Le président: Merci beaucoup, Dr Chance.
Je vais maintenant demander à chacun d'entre vous si vous souhaitez donner des précisions sur un élément quelconque du débat ou si vous avez quelque chose à ajouter à ce qui s'est dit. Je vais vous demander en même temps de résumer, en une trentaine de secondes, les principaux messages que vous souhaitez nous communiquer.
Je vais d'abord donner la parole à M. Tholl puis au Dr Kazimirski.
M. Tholl: Merci, monsieur le président.
En ce qui concerne l'effort global de recherche et de développement, le Canada se situait en 1993 au septième rang des pays de l'OCDE du point de vue des dépenses totales consacrées à la recherche biomédicale, lesquelles représentaient 1,1 p. 100 des dépenses totales de la santé. Comparez cela à la Suisse, qui arrivait en tête du peloton avec six pour cent. Il est donc évident que nous pourrions faire beaucoup plus, si l'on en croit cet indicateur.

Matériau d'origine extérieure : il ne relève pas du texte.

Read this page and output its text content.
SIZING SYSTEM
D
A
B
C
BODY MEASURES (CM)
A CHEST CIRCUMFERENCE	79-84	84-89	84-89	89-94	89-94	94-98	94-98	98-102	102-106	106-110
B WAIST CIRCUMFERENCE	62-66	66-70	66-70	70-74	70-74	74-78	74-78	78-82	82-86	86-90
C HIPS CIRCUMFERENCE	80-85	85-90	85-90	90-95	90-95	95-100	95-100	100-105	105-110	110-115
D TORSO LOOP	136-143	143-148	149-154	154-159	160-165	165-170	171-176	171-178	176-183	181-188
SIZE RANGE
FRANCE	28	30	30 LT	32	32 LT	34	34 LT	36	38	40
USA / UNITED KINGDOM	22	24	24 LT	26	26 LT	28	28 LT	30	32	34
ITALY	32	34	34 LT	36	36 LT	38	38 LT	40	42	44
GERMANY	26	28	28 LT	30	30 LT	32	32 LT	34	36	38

Si je poursuis la comparaison avec les autres pays, en ce qui concerne les budgets de la recherche biomédicale par rapport aux dépenses publiques consacrées à la santé, nous étions en 1991 au treizième rang derrière la Suisse, le Danemark, l'Allemagne, le Royaume-Uni, la Suède, les États-Unis, le Japon, la Belgique, la France, l'Australie, la Nouvelle-Zélande et l'Italie - et je précise que notre situation était meilleure à l'époque qu'elle ne l'est aujourd'hui. Si vous le voulez, je serais très heureux de vous laisser les documents confirmant ces informations.
Deuxièmement, monsieur le président, je voudrais me faire l'écho du Dr Scott.
Quand j'entends les gens parler de priorités, je constate que certains supposent que la recherche, l'enseignement et la prestation de services sont nécessairement en situation de concurrence. Or, il serait tout à fait possible de dépenser des sommes supplémentaires dans l'intérêt des trois secteurs en même temps au lieu de les opposer les uns aux autres. J'invite votre comité à envisager les trois comme un triumvirat qu'il faut promouvoir collectivement.
Le président: Merci.
Docteur Kazimirski.
Mme Kazimirski: Nous allons vous adresser un mémoire exposant de manière plus détaillée notre position sur la notion d'efficience par opposition au système actuel. Il existe à notre avis beaucoup d'indications que le système est actuellement sous-financé, même si l'on y a déjà amélioré considérablement l'efficience et si toutes les parties prenantes continuent d'aller dans ce sens.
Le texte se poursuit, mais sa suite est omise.